陈最就没做过这种偷鸡摸狗的事情,胸前的那颗心砰砰乱跳。
江忍下意识抱住陈最。
“我好开心,是要带我去见家长了吗?需不需要我连夜去银行提点钱出来,毕竟钱多好办事。”
“见个毛家长,你是要用金钱来砸他们吗?”
陈最忍不住翻白眼。
随后挣脱开江忍的怀抱。
“快走吧,偷偷带你回去睡一觉,只要你老实一点,不会被发现的。”
陈最扭头去看江忍,还是忍不住提醒。
“老实一点,听见了没有,不然你就没有老婆陪你睡觉了,甚至严重一点,你就没老婆了,”
“呜呜…你别吓我,我一定老实,乖乖抱着你睡觉。”
江忍为了不独守空房,在律师界发光发热的大律师不惜屈身在老婆之下。
两个大男人悄悄的回到了破旧的老木屋。
陈最住的地方在一楼,跟父母大伯同一层。
而哥哥嫂嫂,堂姐堂妹他们住在二楼。
那间房位处田野方位,有一扇破旧的木窗,可以从那边爬进来。
陈最身为自家人,自然可以大摇大摆地从前门进来。
可江忍不行,他只能爬窗。
交代好江忍后。
陈最刚从大门进来,就撞见了在客厅的父亲。
“儿子,你回来了?”
“对,我巡视了一圈,没发现什么问题,我就回来了,爸,早点睡吧,我先回房间了。”
陈最一溜烟就关门进屋。
江忍已经坐在床边,环着手看着扒拉门锁的老婆。
“门锁是坏的,关不住。”
破旧的老宅,常年缺乏修葺,这木门没有被虫蚁腐蚀算不错了。
钉上去的锁,也由于风雨侵蚀,松懈不堪,更不用说木门饱经风霜的膨胀,已经导致根本关不上了。
“唔…小点声,我知道。
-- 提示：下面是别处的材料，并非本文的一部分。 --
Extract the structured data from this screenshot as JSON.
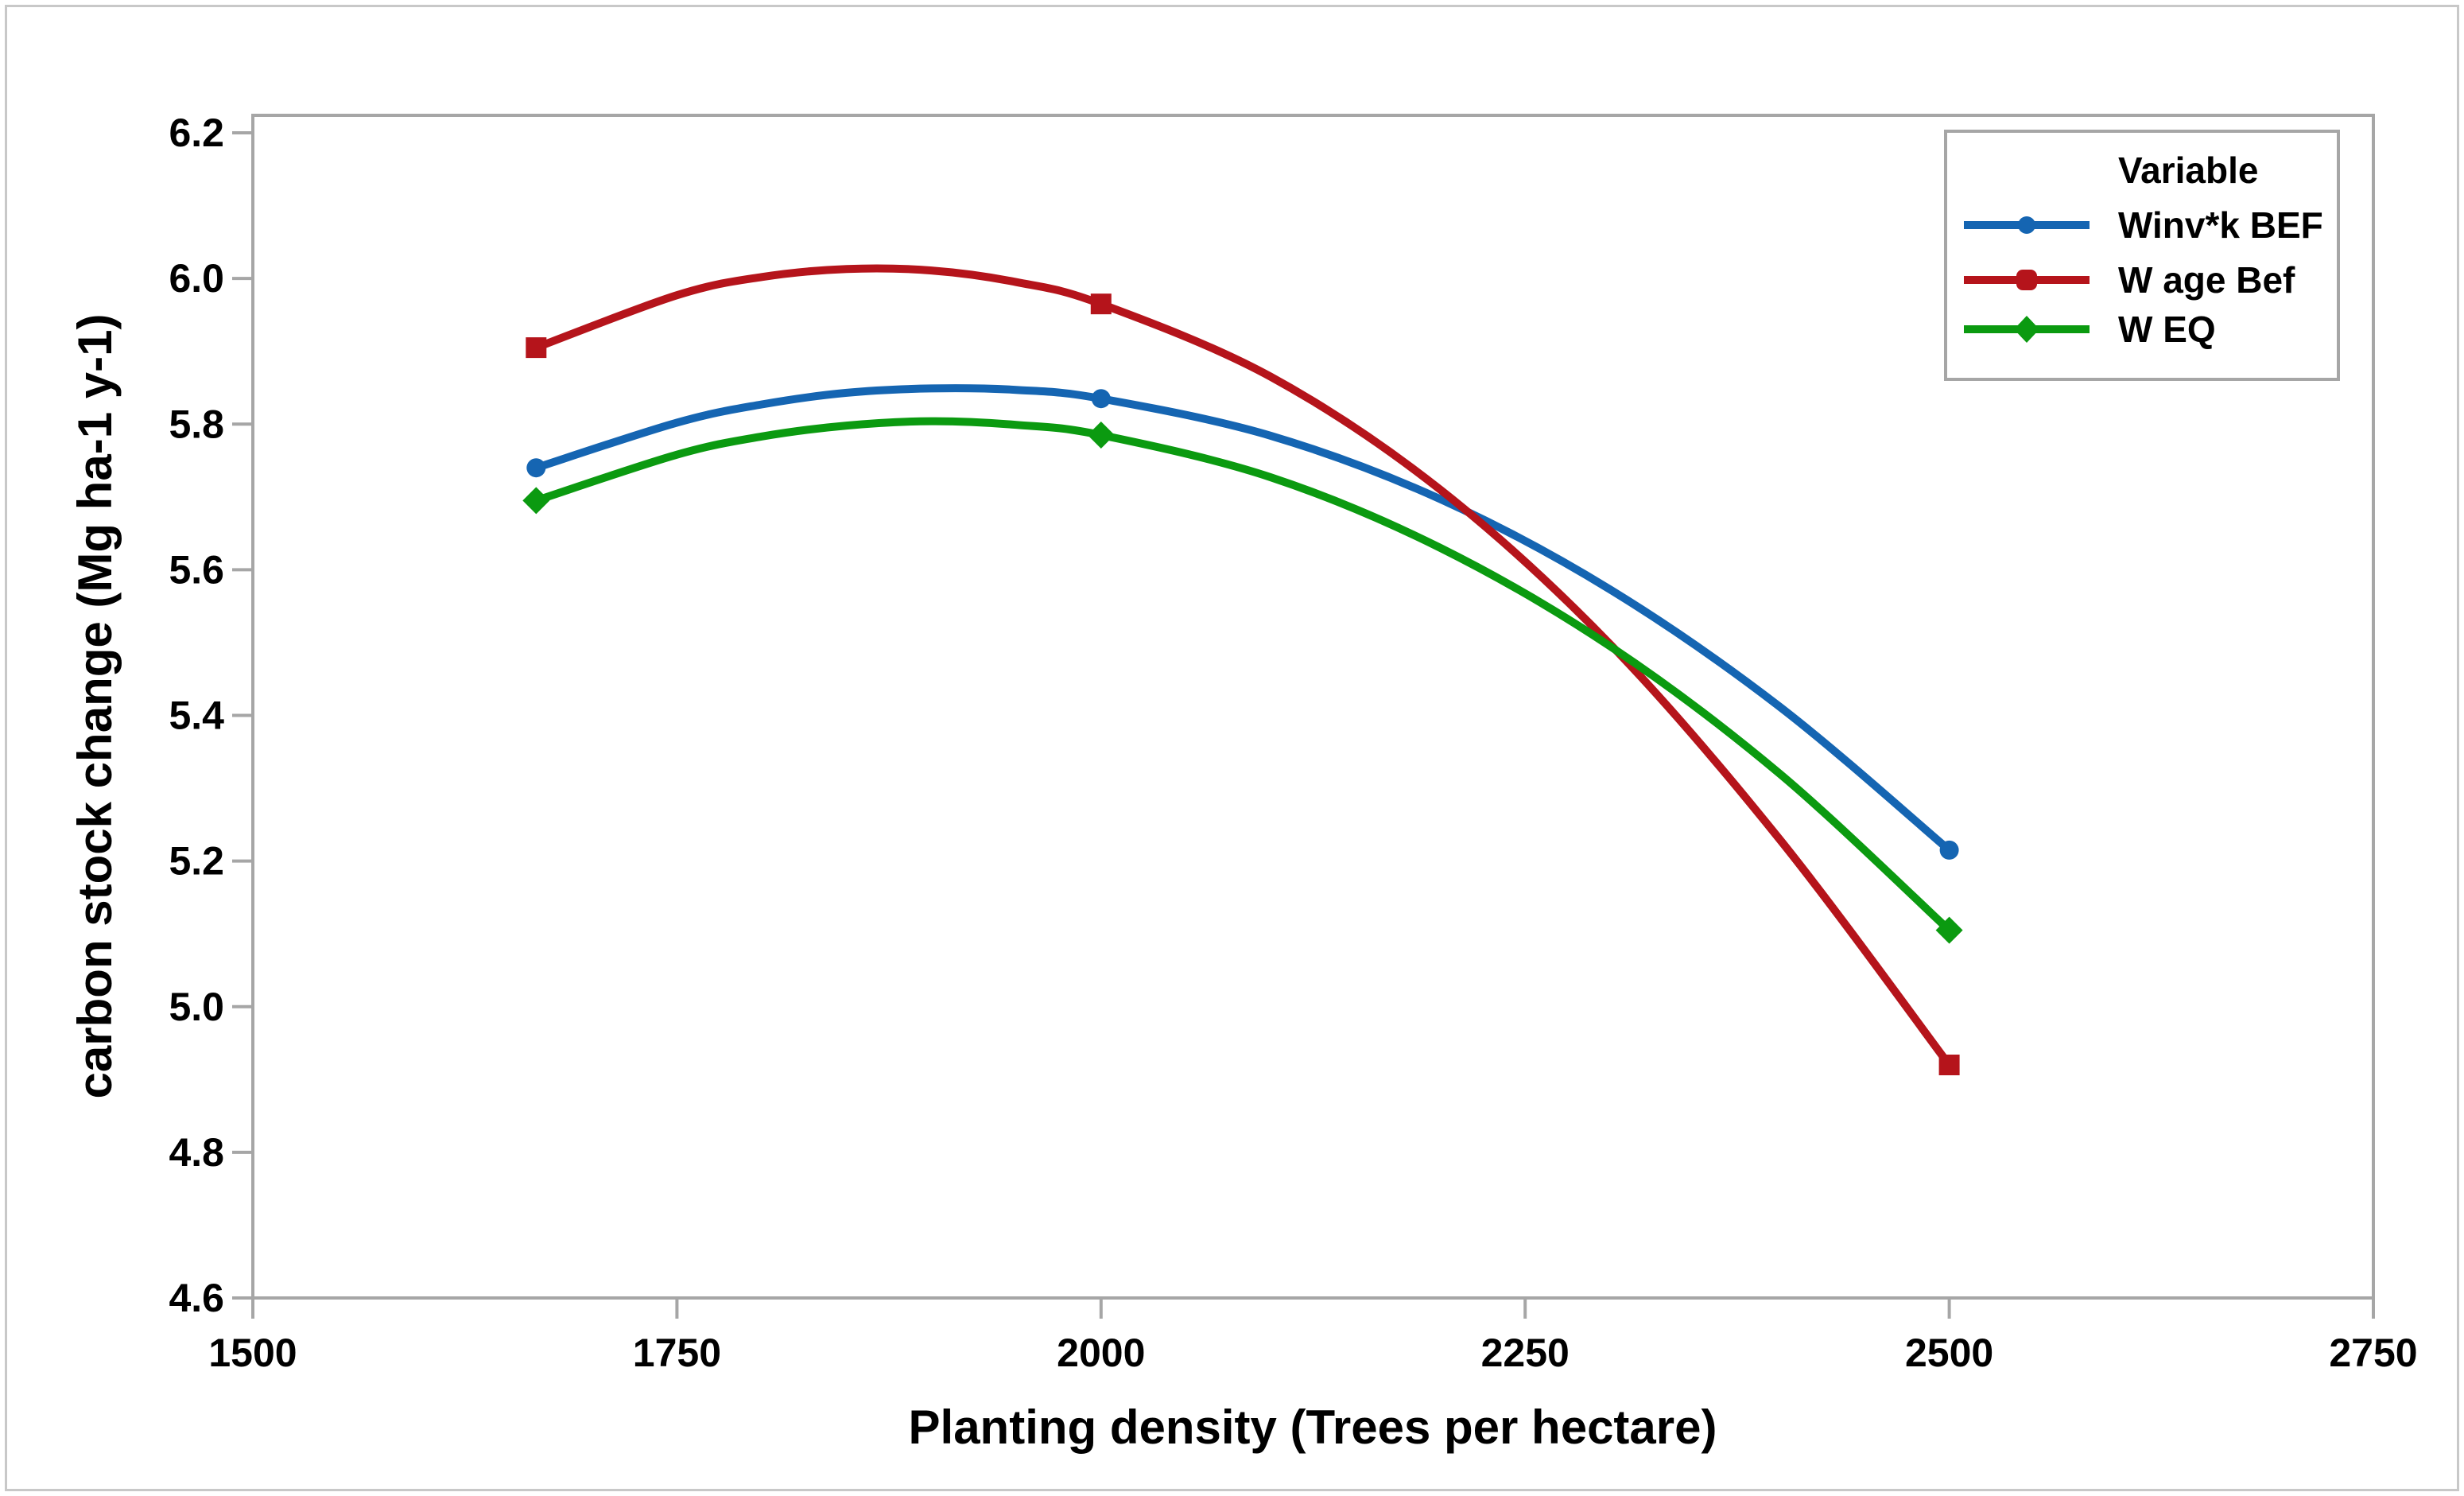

”
陈最左右乱看,除了面前临时搭建铺上床单的木床,看着像是卧室之外。
其他什么大缸,木头架子,耕地用的各种工具,还有乱七八糟的塑料筐,地板上还有十几个从地里挖出没有清洗,上面包裹着泥土的地瓜…
就连地面都是粗糙带有尘土的那种…
严格来说,它不是卧室。
而是,储物间!
陈最叹息了一声,拿起了耕地用的长锄头,抵在门上,当作简易的门锁。
至少…能在自己老父亲进门之前,江忍这个偷情汉子可以立马爬窗逃跑,不被抓包。
刺激紧张感十足。
陈最不好意思的走过来,然后脱了鞋子上了床。
恐怕江忍这般矜贵的人做梦都想不到自己有一天会睡在这个地方吧?
总是有些格格不入。
陈最低头小声的说,“对不起啊,让你住在这种地方,委屈你了。”
原以为江忍会嘲讽几句,结果他直接脱了外套,脱了鞋子,躺在了陈最身边?
由于这个临时搭建的床是给陈最一个人住的。
一个人睡绰绰有余,两个大男人就非常挤了。
江忍伸手直接把陈最拽下来,让他睡在自己身上。
“跟你睡在一起,就算是睡在猪圈里面,我都很开心。”
陈最忍不住笑出来。
“猪圈?江忍你太夸张了,你可是律师界的璀璨明珠。”
“璀璨明珠也遮掩不了是老光棍的事实啊,老婆难追,他让我睡哪儿,我就睡哪儿。”